Прикрыв за собой дверь, дабы отгородиться от шума вечеринки, щурюсь:
— Это что ещё за новости такие? Эдик? И ведь ни слова не сказала!
— Прости-прости-прости! — в умоляющем жесте складывает ладошки Аньтка. — Я пыталась тебе сказать, позавчера, помнишь, когда мы выходили из аудитории, я позвала тебя поболтать, а ты отмахнулась, потому что тебя уже там Малиновский у ворот заждался. И вечером звонила, но тебе опять некогда было.
— Ладно, — (было дело), — расскажи лучше, как это произошло?! Когда? Это же Эдик! Столько лет бок о бок учились и тут перед самой защитой нá тебе!
— А у вас с Малиновским разве не так?
— Не переводи стрелки!
— Хорошо, хорошо, — Анька зачем-то понижает тон и хихикает: — Он сам мне первый в соцсети написал, представляешь? Жаловался, что Малиновский уже дважды посягал на его здоровье, про тот случай на вечеринке Самсоновой напомнил. Грозился написать заявление в полицию, а меня попросил пойти свидетелем, я же на той вечеринке была и всё видела.
— Заявление? Вот он! Ну я ему! — откровенно негодую и даже пытаюсь вернуться обратно в гостиную, отыскать этого предателя и высказать ему всё, что я о нём думаю, но Анька ловит меня за руку и возвращает на место.
— Да стой ты! Разумеется, я тоже возмутилась, молчать не стала. Нет, я против рукоприкладства и считаю, что Малиновский должен понести за это наказание, и точно бы его понёс, не будь он твоим мужем.
— Фиктивным, Аня, — напоминаю уже скорее по привычке.
— Ой, да брось ты, вижу я вашу фикцию, — машет Анька ладошкой и ворзващается к сути: — В общем, из-за тебя я этого допустить никак не могла, предложила ему встретиться и всё спокойно обсудить. Ну мы встретились, потом ещё раз и ещё… Представляешь, он теорию Бутлерова на зубок знает! — Цветкова сияет как медный грош и глядя на неё у меня всю злость на Эдика словно ветром сдувает.
— Да ты запала, Цветкова!
— Ничего я не запала! — вспыхивает Анька. — Просто мне с ним интересно. Он умный, весёлый (это Эдик-то весёлый?), улыбка у него такая милая… — и поняв, что безбожно выдаёт себя с потрохами, убирает с лица блаженную улыбку: — В общем, я убедила его, что Малиновский это не со зла всё, и что не нужно писать никаких заявлений. Даже вот уговорила его со мной на день рождения пойти, чтобы зарыть топор войны. По-моему, всё получилось. Здорово я придумала, правда?
— Ты точно втюрилась, — констатирую я и обнимаю смущённую подругу за хрупкое плечо.
— Ну, может, если только совсем чуть-чуть… Вернее, пока он мне просто нравится…

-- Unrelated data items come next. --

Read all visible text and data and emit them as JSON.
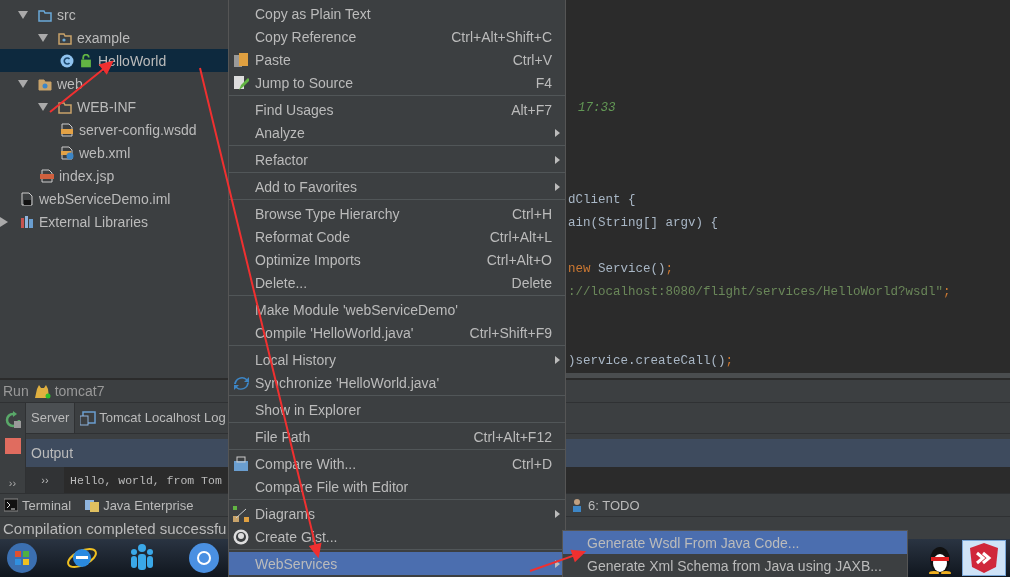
{
  "project_tree": [
    {
      "label": "src",
      "kind": "source-folder",
      "expanded": true,
      "selected": false,
      "children": [
        {
          "label": "example",
          "kind": "package",
          "expanded": true,
          "selected": false,
          "children": [
            {
              "label": "HelloWorld",
              "kind": "class",
              "selected": true
            }
          ]
        }
      ]
    },
    {
      "label": "web",
      "kind": "web-folder",
      "expanded": true,
      "selected": false,
      "children": [
        {
          "label": "WEB-INF",
          "kind": "folder",
          "expanded": true,
          "selected": false,
          "children": [
            {
              "label": "server-config.wsdd",
              "kind": "config-file",
              "selected": false
            },
            {
              "label": "web.xml",
              "kind": "xml-file",
              "selected": false
            }
          ]
        },
        {
          "label": "index.jsp",
          "kind": "jsp-file",
          "selected": false
        }
      ]
    },
    {
      "label": "webServiceDemo.iml",
      "kind": "module-file",
      "selected": false
    },
    {
      "label": "External Libraries",
      "kind": "library",
      "expanded": false,
      "selected": false
    }
  ],
  "editor": {
    "lines": [
      [
        {
          "text": "17:33",
          "kind": "comment"
        }
      ],
      [
        {
          "text": "dClient {",
          "kind": "code"
        }
      ],
      [
        {
          "text": "ain(String[] argv) {",
          "kind": "code"
        }
      ],
      [
        {
          "text": "new",
          "kind": "keyword"
        },
        {
          "text": " Service()",
          "kind": "code"
        },
        {
          "text": ";",
          "kind": "keyword"
        }
      ],
      [
        {
          "text": "://localhost:8080/flight/services/HelloWorld?wsdl\"",
          "kind": "string"
        },
        {
          "text": ";",
          "kind": "keyword"
        }
      ],
      [
        {
          "text": ")service.createCall()",
          "kind": "code"
        },
        {
          "text": ";",
          "kind": "keyword"
        }
      ]
    ]
  },
  "run_panel": {
    "title": "Run",
    "config": "tomcat7",
    "toolbar_more": "››",
    "tabs": [
      {
        "label": "Server",
        "selected": true
      },
      {
        "label": "Tomcat Localhost Log",
        "selected": false
      }
    ],
    "output_header": "Output",
    "console_fold": "››",
    "console_lines": [
      "Hello, world, from Tom"
    ]
  },
  "tool_tabs": [
    {
      "label": "Terminal"
    },
    {
      "label": "Java Enterprise"
    },
    {
      "label": "6: TODO"
    }
  ],
  "status_bar": "Compilation completed successfu",
  "taskbar": [
    {
      "selected": false
    },
    {
      "selected": false
    },
    {
      "selected": false
    },
    {
      "selected": false
    },
    {
      "selected": false
    },
    {
      "selected": true
    }
  ],
  "context_menu": {
    "groups": [
      [
        {
          "label": "Copy as Plain Text",
          "submenu": false,
          "selected": false
        },
        {
          "label": "Copy Reference",
          "shortcut": "Ctrl+Alt+Shift+C",
          "submenu": false,
          "selected": false
        },
        {
          "label": "Paste",
          "shortcut": "Ctrl+V",
          "submenu": false,
          "selected": false
        },
        {
          "label": "Jump to Source",
          "shortcut": "F4",
          "submenu": false,
          "selected": false
        }
      ],
      [
        {
          "label": "Find Usages",
          "shortcut": "Alt+F7",
          "submenu": false,
          "selected": false
        },
        {
          "label": "Analyze",
          "submenu": true,
          "selected": false
        }
      ],
      [
        {
          "label": "Refactor",
          "submenu": true,
          "selected": false
        }
      ],
      [
        {
          "label": "Add to Favorites",
          "submenu": true,
          "selected": false
        }
      ],
      [
        {
          "label": "Browse Type Hierarchy",
          "shortcut": "Ctrl+H",
          "submenu": false,
          "selected": false
        },
        {
          "label": "Reformat Code",
          "shortcut": "Ctrl+Alt+L",
          "submenu": false,
          "selected": false
        },
        {
          "label": "Optimize Imports",
          "shortcut": "Ctrl+Alt+O",
          "submenu": false,
          "selected": false
        },
        {
          "label": "Delete...",
          "shortcut": "Delete",
          "submenu": false,
          "selected": false
        }
      ],
      [
        {
          "label": "Make Module 'webServiceDemo'",
          "submenu": false,
          "selected": false
        },
        {
          "label": "Compile 'HelloWorld.java'",
          "shortcut": "Ctrl+Shift+F9",
          "submenu": false,
          "selected": false
        }
      ],
      [
        {
          "label": "Local History",
          "submenu": true,
          "selected": false
        },
        {
          "label": "Synchronize 'HelloWorld.java'",
          "submenu": false,
          "selected": false
        }
      ],
      [
        {
          "label": "Show in Explorer",
          "submenu": false,
          "selected": false
        }
      ],
      [
        {
          "label": "File Path",
          "shortcut": "Ctrl+Alt+F12",
          "submenu": false,
          "selected": false
        }
      ],
      [
        {
          "label": "Compare With...",
          "shortcut": "Ctrl+D",
          "submenu": false,
          "selected": false
        },
        {
          "label": "Compare File with Editor",
          "submenu": false,
          "selected": false
        }
      ],
      [
        {
          "label": "Diagrams",
          "submenu": true,
          "selected": false
        },
        {
          "label": "Create Gist...",
          "submenu": false,
          "selected": false
        }
      ],
      [
        {
          "label": "WebServices",
          "submenu": true,
          "selected": true
        }
      ]
    ]
  },
  "submenu": [
    {
      "label": "Generate Wsdl From Java Code...",
      "selected": true
    },
    {
      "label": "Generate Xml Schema from Java using JAXB...",
      "selected": false
    }
  ]
}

С грохотом раскрывается дверь, обрывая наш душевный разговор на полуслове. Слегка пошатываясь, на кухню входит Пашутин.
— Слышь, коротышка, иди, там тебя твой щуплый везде ищет. Э-э-эдик, — тянет противным голосом и глупо ржёт.

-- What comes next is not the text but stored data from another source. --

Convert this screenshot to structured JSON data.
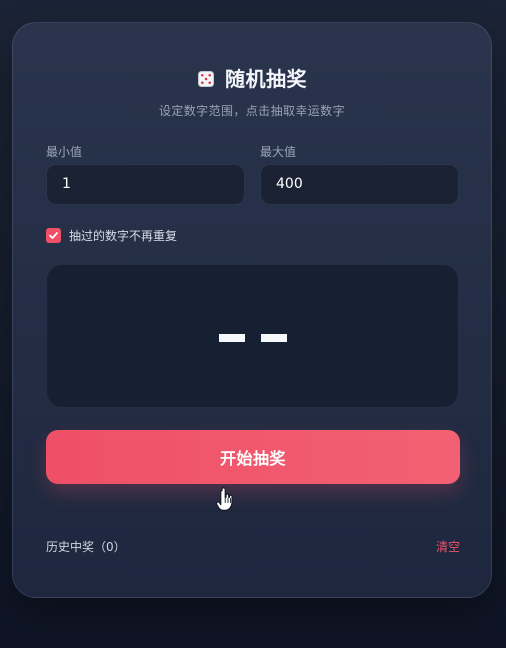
{
  "header": {
    "title": "随机抽奖",
    "subtitle": "设定数字范围，点击抽取幸运数字"
  },
  "range": {
    "min_label": "最小值",
    "min_value": "1",
    "max_label": "最大值",
    "max_value": "400"
  },
  "options": {
    "no_repeat_label": "抽过的数字不再重复",
    "no_repeat_checked": true
  },
  "result": {
    "display_text": "--"
  },
  "actions": {
    "draw_label": "开始抽奖",
    "clear_label": "清空"
  },
  "history": {
    "label": "历史中奖（0）"
  },
  "icons": {
    "title_icon": "dice-icon",
    "checkbox_icon": "checkmark-icon",
    "cursor_icon": "pointer-hand-icon"
  },
  "colors": {
    "accent": "#ef4f67",
    "card": "#2d3a56",
    "field": "#1a2233",
    "text_primary": "#ffffff",
    "text_secondary": "#98a2b7"
  }
}
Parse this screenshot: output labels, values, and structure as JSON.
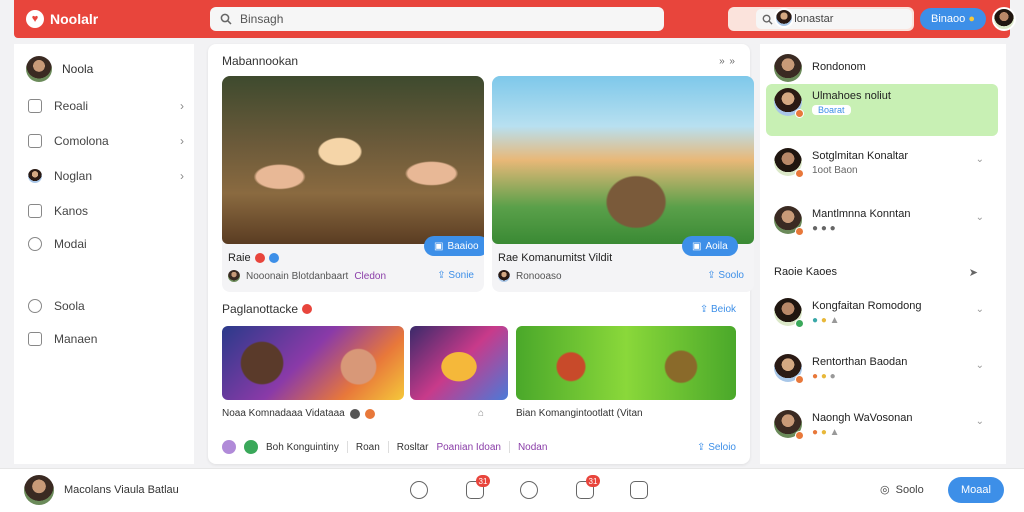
{
  "app": {
    "name": "Noolalr",
    "logo_icon": "heart-icon"
  },
  "search": {
    "text": "Binsagh",
    "icon": "search-icon"
  },
  "search_secondary": {
    "text": "Molonastar",
    "icon": "search-icon"
  },
  "header": {
    "button_label": "Binaoo"
  },
  "colors": {
    "brand": "#e8453c",
    "accent": "#3d8fe8",
    "active_bg": "#c8f0b4"
  },
  "sidebar": {
    "profile_name": "Noola",
    "items": [
      {
        "label": "Reoali",
        "icon": "image-icon"
      },
      {
        "label": "Comolona",
        "icon": "calendar-icon"
      },
      {
        "label": "Noglan",
        "icon": "avatar-icon"
      },
      {
        "label": "Kanos",
        "icon": "store-icon"
      },
      {
        "label": "Modai",
        "icon": "clock-icon"
      },
      {
        "label": "Soola",
        "icon": "compass-icon"
      },
      {
        "label": "Manaen",
        "icon": "bag-icon"
      }
    ]
  },
  "feed": {
    "section_title": "Mabannookan",
    "more": "» »",
    "cards": [
      {
        "title": "Raie",
        "button": "Baaioo",
        "meta": "Nooonain Blotdanbaart",
        "meta_highlight": "Cledon",
        "share": "Sonie"
      },
      {
        "title": "Rae Komanumitst Vildit",
        "button": "Aoila",
        "meta": "Ronooaso",
        "share": "Soolo"
      }
    ],
    "section2_title": "Paglanottacke",
    "section2_share": "Beiok",
    "thumbs": [
      {
        "caption": "Noaa Komnadaaa Vidataaa"
      },
      {
        "caption": ""
      },
      {
        "caption": "Bian Komangintootlatt (Vitan"
      }
    ],
    "bottom_row": {
      "a": "Boh Konguintiny",
      "b": "Roan",
      "c": "Rosltar",
      "d": "Poanian Idoan",
      "e": "Nodan",
      "share": "Seloio"
    }
  },
  "right_panel": {
    "header": "Rondonom",
    "active": {
      "name": "Ulmahoes noliut",
      "tag": "Boarat"
    },
    "items": [
      {
        "name": "Sotglmitan Konaltar",
        "sub": "1oot Baon"
      },
      {
        "name": "Mantlmnna Konntan",
        "sub": ""
      }
    ],
    "section": "Raoie Kaoes",
    "people": [
      {
        "name": "Kongfaitan Romodong"
      },
      {
        "name": "Rentorthan Baodan"
      },
      {
        "name": "Naongh WaVosonan"
      }
    ]
  },
  "bottom_bar": {
    "profile_name": "Macolans Viaula Batlau",
    "counts": [
      "31",
      "31"
    ],
    "help_label": "Soolo",
    "button_label": "Moaal"
  }
}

— Я пойду, и ты тут надолго не задерживайся, — Анька окидывает Артёма уничижительным взглядом и, протиснувшись мимо него, выскользывает из кухни.
Пашутин закрывает дверь и облокачивается о светлое дерево спиной. Не знаю почему, но я ощущаю от его искусственной улыбки исходящую угрозу.
Часть 38
— Классная вечеринка, Ромашкина. А родственнички твои — вообще закачаешься.
— Не нравится, можешь валить домой, — равнодушно дёргаю плечом и, демонстративно отвернувшись от источника раздражения, открываю холодильник.